Angela Merkel und ecoligo treffen sich in Ghana

Am Donnerstag traf unser CEO Martin Baart die Budeskanzlerin Angela Merkel bei dem von der Außenhandelskammer organisierten Business Dialogue in Accra als Teil einer hochrangigen deutschen Wirtschaftsdelegation. Am Business Dialogue nahmen auch Ghanas Vizepräsident Mahamudu Bawumia und Deutschlands Bundesminister für wirtschaftliche Zusammenarbeit und Entwicklung Dr. Gerd Müller teil. Ziel war es, einen Austausch zwischen Wirtschaft und Politik zu ermöglichen über die wirtschaftlichen Rahmenbedingungen und die dringendsten Sorgen der deutschen Unternehmer in Ghanuntertützen.

Ghana ist ein Land mit enormem Wachstumspotenzial – eine Ansicht, die Merkel und Müller auch vertreten und während der Reise nach Westafrika mehrfach betonten. Das BIP-pro-Kopf hat sich zwischen 2000 und 2017 mehr als versechsfacht und der Zugang zu Elektrizität ist doppelt so hoch wie im Sub-Sahara Durchschnitt. Für die Wirtschaft jedoch sind hohe Stromkosten weiterhin ein Hemnis zur internationalen Wettbewerbsfähigkeit.

Solarenergie ist eine passende Alternative für diese Firmen: Durch sie werden Unternehmen wettbewerbsfähiger, da sie von reduzierten Stromrechnungen profitieren. Die Solarenergie passt daher gut zu den Sustainable Development Goal (SDGs) der UNDP, speziell dem Ziel Nummer 7: Erschwingliche und saubere Energie. Die passende Finanzierung für die Anschaffung eines Solarsystems ist jedoch für Unternehmen in Ghana nicht vorhanden.

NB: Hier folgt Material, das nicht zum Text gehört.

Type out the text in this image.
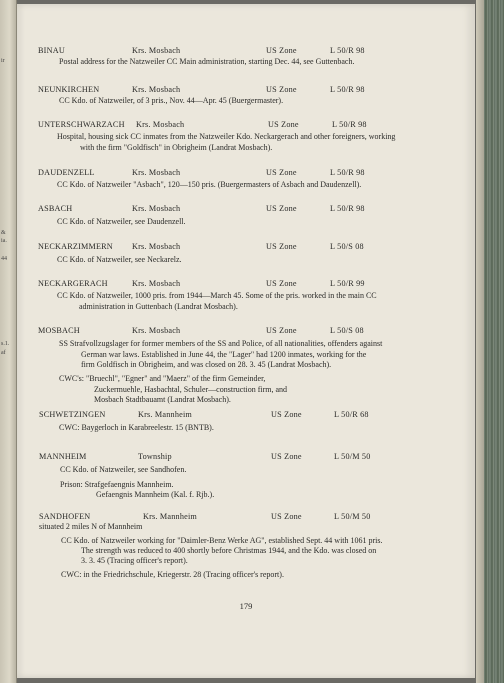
ir
&
ia.
44
s.1.
af
BINAU	Krs. Mosbach	US Zone	L 50/R 98
Postal address for the Natzweiler CC Main administration, starting Dec. 44, see Guttenbach.
NEUNKIRCHEN	Krs. Mosbach	US Zone	L 50/R 98
CC Kdo. of Natzweiler, of 3 pris., Nov. 44—Apr. 45 (Buergermaster).
UNTERSCHWARZACH Krs. Mosbach	US Zone	L 50/R 98
Hospital, housing sick CC inmates from the Natzweiler Kdo. Neckargerach and other foreigners, working
with the firm "Goldfisch" in Obrigheim (Landrat Mosbach).
DAUDENZELL	Krs. Mosbach	US Zone	L 50/R 98
CC Kdo. of Natzweiler "Asbach", 120—150 pris. (Buergermasters of Asbach and Daudenzell).
ASBACH	Krs. Mosbach	US Zone	L 50/R 98
CC Kdo. of Natzweiler, see Daudenzell.
NECKARZIMMERN Krs. Mosbach	US Zone	L 50/S 08
CC Kdo. of Natzweiler, see Neckarelz.
NECKARGERACH	Krs. Mosbach	US Zone	L 50/R 99
CC Kdo. of Natzweiler, 1000 pris. from 1944—March 45. Some of the pris. worked in the main CC
administration in Guttenbach (Landrat Mosbach).
MOSBACH	Krs. Mosbach	US Zone	L 50/S 08
SS Strafvollzugslager for former members of the SS and Police, of all nationalities, offenders against
German war laws. Established in June 44, the "Lager" had 1200 inmates, working for the
firm Goldfisch in Obrigheim, and was closed on 28. 3. 45 (Landrat Mosbach).
CWC's: "Bruechl", "Egner" and "Maerz" of the firm Gemeinder,
Zuckermuehle, Hasbachtal, Schuler—construction firm, and
Mosbach Stadtbauamt (Landrat Mosbach).
SCHWETZINGEN	Krs. Mannheim	US Zone	L 50/R 68
CWC: Baygerloch in Karabreelestr. 15 (BNTB).
MANNHEIM	Township	US Zone	L 50/M 50
CC Kdo. of Natzweiler, see Sandhofen.
Prison: Strafgefaengnis Mannheim.
Gefaengnis Mannheim (Kal. f. Rjb.).
SANDHOFEN	Krs. Mannheim	US Zone	L 50/M 50
situated 2 miles N of Mannheim
CC Kdo. of Natzweiler working for "Daimler-Benz Werke AG", established Sept. 44 with 1061 pris.
The strength was reduced to 400 shortly before Christmas 1944, and the Kdo. was closed on
3. 3. 45 (Tracing officer's report).
CWC: in the Friedrichschule, Kriegerstr. 28 (Tracing officer's report).
179
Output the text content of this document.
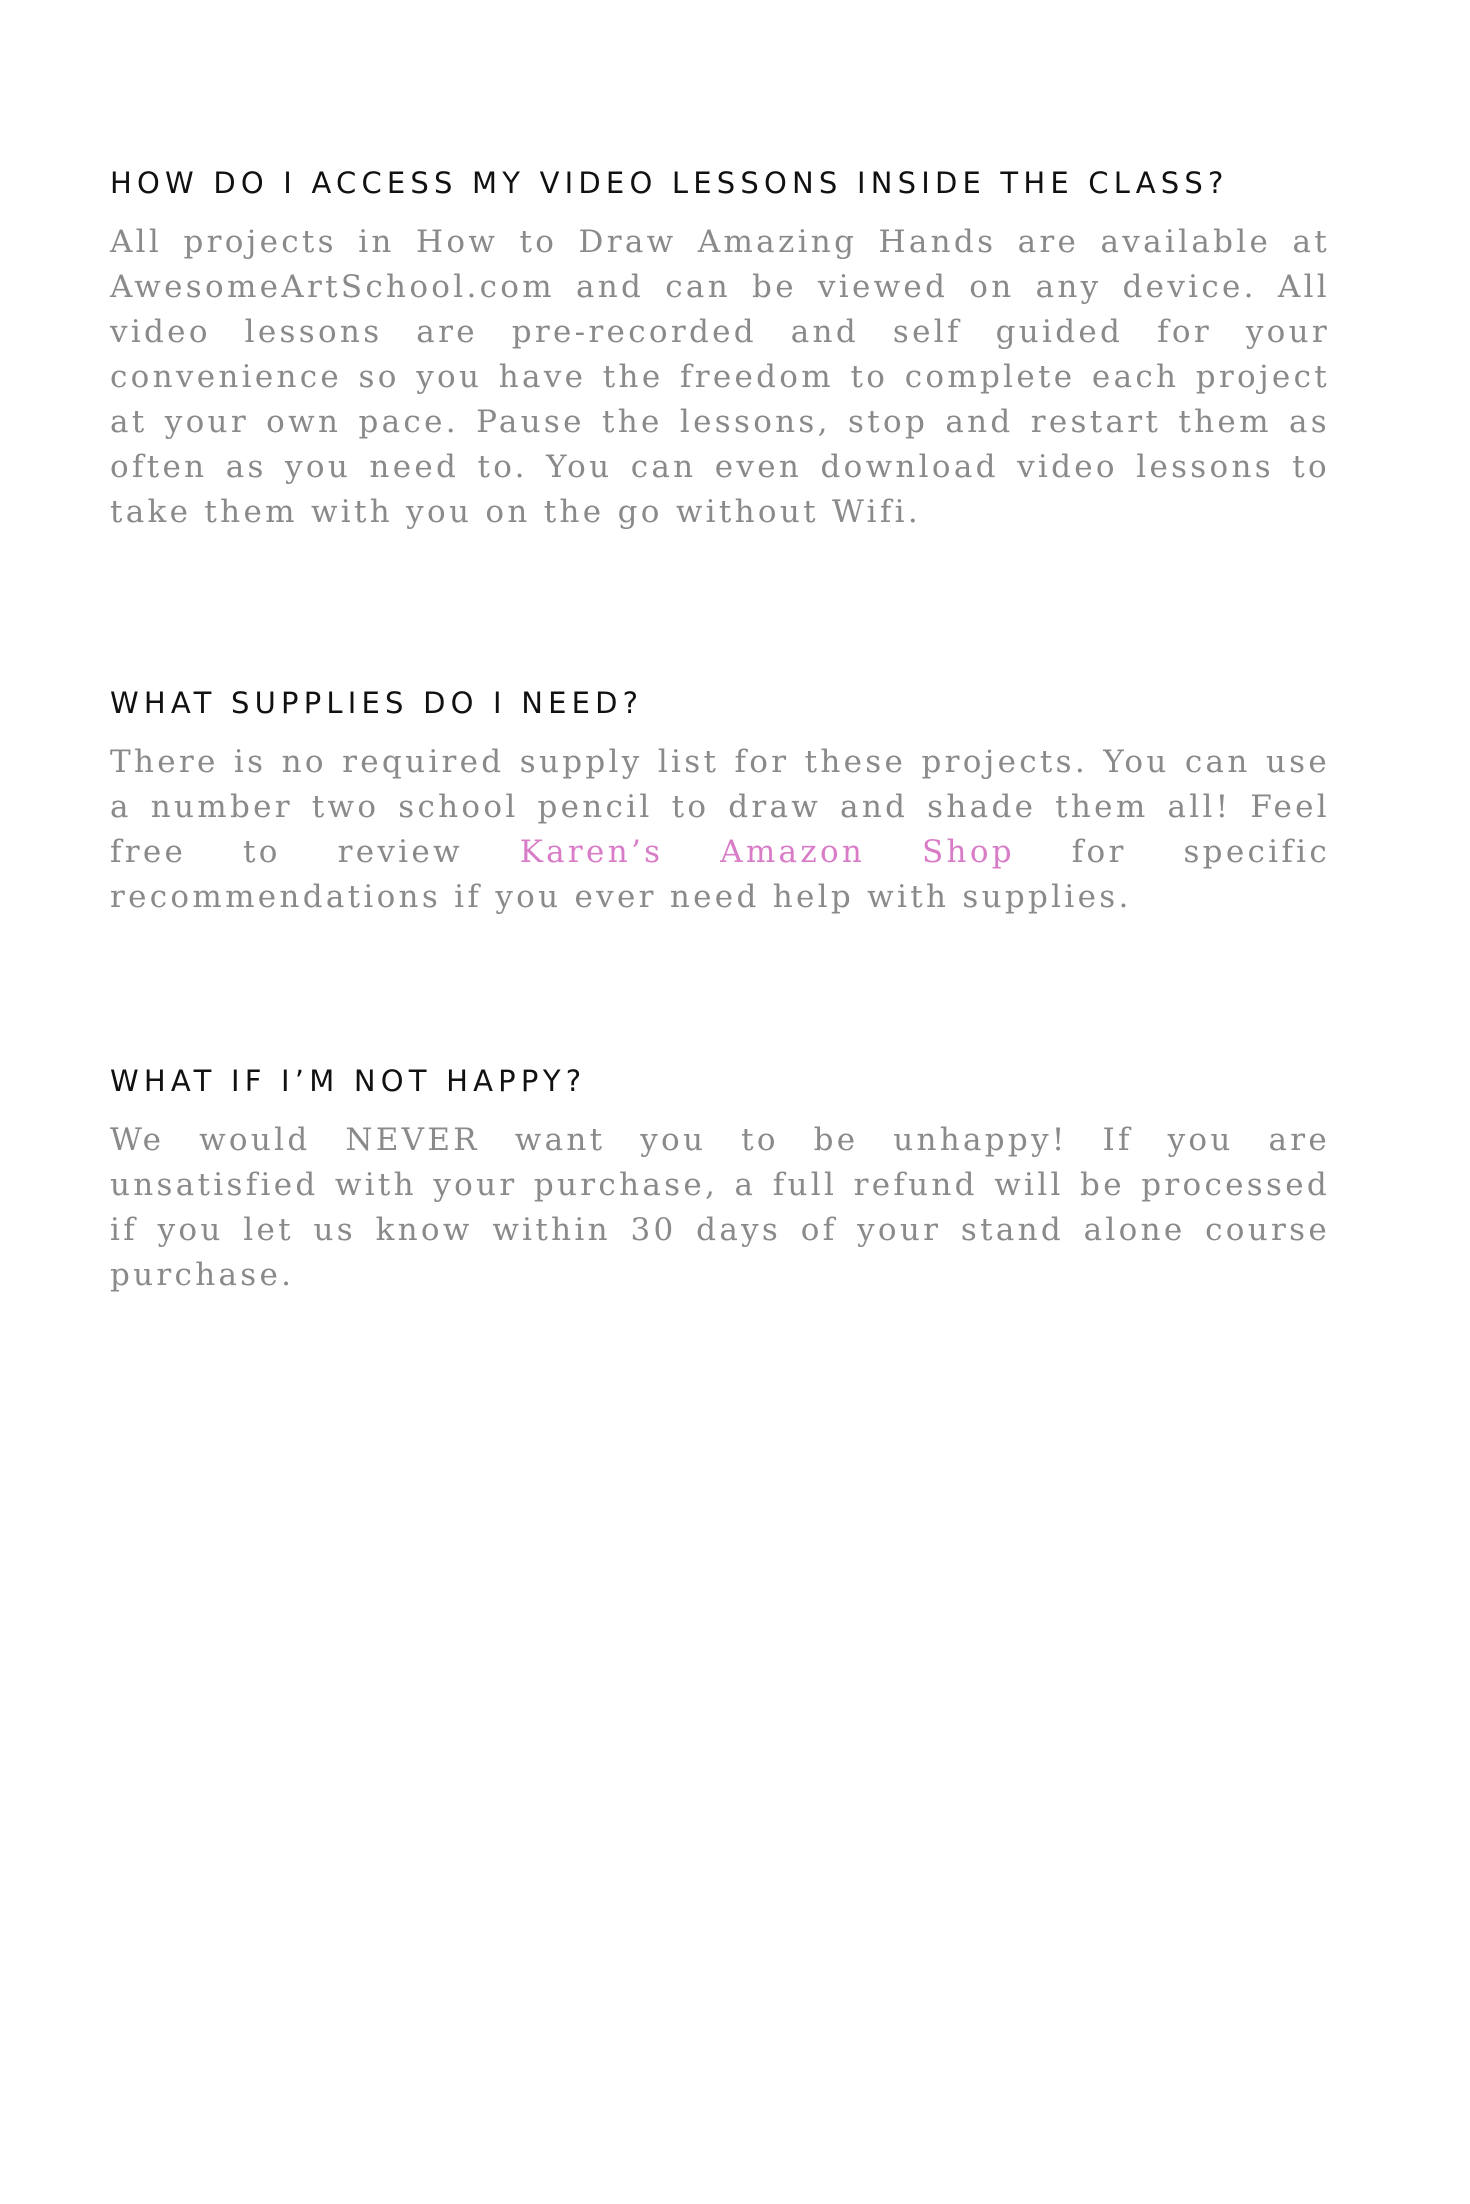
HOW DO I ACCESS MY VIDEO LESSONS INSIDE THE CLASS?

All projects in How to Draw Amazing Hands are available at AwesomeArtSchool.com and can be viewed on any device. All video lessons are pre-recorded and self guided for your convenience so you have the freedom to complete each project at your own pace. Pause the lessons, stop and restart them as often as you need to. You can even download video lessons to take them with you on the go without Wifi.

WHAT SUPPLIES DO I NEED?

There is no required supply list for these projects. You can use a number two school pencil to draw and shade them all! Feel free to review Karen’s Amazon Shop for specific recommendations if you ever need help with supplies.

WHAT IF I’M NOT HAPPY?

We would NEVER want you to be unhappy! If you are unsatisfied with your purchase, a full refund will be processed if you let us know within 30 days of your stand alone course purchase.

Wirtschaftsentwicklung statt Entwicklungshilfe

„Deutschland unterstützt Ghana in seiner ‚’Ghana Beyond Aid’-Vision“, sagte Merkel bei der Veranstaltung am Donnerstag. In diesem Sinne wurde 2017 der Marshall Plan mit Afrika vom Bundesministerium für wirtschaftliche Zusammenarbeit und Entwicklung (BMZ)in Partnerschaft mit ausgewählten Staaten initiiert, der eine engere Zusammenarbeit mit dem Kontinent anstrebt . „Die Zeit der klassischen Entwicklungshilfe ist vorbei“, meinte Gerd Müller. „Der Fokus liegt jetzt auf wirtschaftlicher Entwicklungszusammenarbeit.“. Der Marshall Plan Afrika beabsichtigt, die wirtschaftliche Lage des Kontinents zu verbessern und geeignete Rahmenbedingungen für ausländische Investitionen unter anderem auch in erneuerbare Energie Projekte in Subsahara Afrika zu schaffen – ein wichtiges Gesprächsthema während Merkels Besuch in Westafrika.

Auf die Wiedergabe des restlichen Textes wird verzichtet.